Scroll To Top

Cuando Se Trata del VIH, Sumérgete Profundamente

Daily Dose

A veces la vida se siente como una interminable serie de momentos de alegría y de tristeza, y apenas nos damos cuenta de como cada uno nos impulse de un momento a otro. Si bien la emoción de logro es fugaz, las consecuencias del error a veces puedan parecer una caida libre interminable.

Con la cuestión del VIH, aquellos que viven con el virus sienten como si fuera un error que nunca pueden resolver.
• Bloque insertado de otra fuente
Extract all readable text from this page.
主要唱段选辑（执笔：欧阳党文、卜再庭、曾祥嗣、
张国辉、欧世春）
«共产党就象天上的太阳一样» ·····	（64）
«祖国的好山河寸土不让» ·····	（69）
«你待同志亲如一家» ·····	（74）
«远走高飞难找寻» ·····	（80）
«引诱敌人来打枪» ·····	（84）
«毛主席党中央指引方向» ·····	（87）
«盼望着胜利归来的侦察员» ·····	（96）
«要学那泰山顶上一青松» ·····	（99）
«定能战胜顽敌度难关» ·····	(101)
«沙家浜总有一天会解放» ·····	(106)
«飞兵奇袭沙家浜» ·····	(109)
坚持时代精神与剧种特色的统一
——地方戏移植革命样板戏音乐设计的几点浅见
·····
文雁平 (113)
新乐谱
Puede parecer que disminuira para siempre cualquier acto o un futuro exito. Pero este sentimiento ya sea si proviene del VIH o otros remordimientos — es el resultado de la verguenza y la culpa autoinducidas.

El VIH no es un error o una marca en tu contra, pero creer que eres menor que por eso ciertamente lo es.

Una vida sin fallos y sin pasos al revés no es una vida completa o interesante. Una vida que vale la pena mencionar está llena de emoción y de arrepentimientos, de amor y de angustias, de aventuras y de errores—y claro, esa vida también lleva el riesgo de contraer una enfermedad de transmisión sexual (ETS). 

Claro, evitar lo que te va a obviamente hacer daño (con relación al sexo o de otro modo) es una buena idea, pero, el crecimiento personal viene cuando uno evalúa las consecuencias de cometer errores que causan remordimiento. Desafortunadamente, para todos en este mundo, el estigma social y el gran miedo asociado con el VIH frecuentemente estorba la posibilidad de reconocer la verdad.

Muchas personas viviendo con VIH (VIH+) eligen vivir a la sombra de sus antiguos seres y creen que nunca recuperaran esa vida. Mientras tanto, las piezas se sientan frente a ellos esperando ser reunidas nuevamente para formar una persona nueva, mejorada y renovada.

Aprender a vivir con VIH puede compararse a aprender a aguantar la respiración bajo el agua. Tus pulmones te duelen con la sensación que explotarán y tendrás ganas de escapar a cualquier lado. Pero tan pronto el sufrimiento y la desesperación sosiegan, encuentras la paz bajo la superficie. Antes tú pensabas que estas profundidades serian inalcanzables, pero sin duda, tú las sigues explorando. 

He conocido demasiadas personas que se quedaron congeladas en el momento en que escucharon por la primera vez las palabras del médico diciendo “VIH-positivo/a.” Años mas tarde, todavia se esconden por detras de sus manos apretads y mojadas por las lagrimas sin encontrar la luz una ves mas. Este encarcelamiento autoimpuesto es la tragedia del VIH, además es un insulto a las personas que lucharon por vivir, pero perdieron la batalla.

Hay que aceptar la belleza de tus errores y perdonarte ahora mismo. No te esfuerces ni un minuto más castigándote por algo que no puedes cambiar. Por otro lado, encuentra la moraleja en tus fallos, aunque esto sea difícil o sin esperanza. Y después, guárdala en tu bolsillo y sigue con tu vida.

Aprender a como perdonarte a ti mismo por un diagnostico de VIH, o por cualquier otra cosa. Esta es la manera más fácil de liberarte de las opiniones y los juicios de los demás. Solo soltando las cosas que piensas te controlan, surge la manera de abrirte y estar a disposición de las cosas que quieres en tu vida. Nunca te rindas en tu derecho a la felicidad. Lucha por ella.

Respira. Sumérgete profundo. Y explora la belleza del mundo bajo el agua.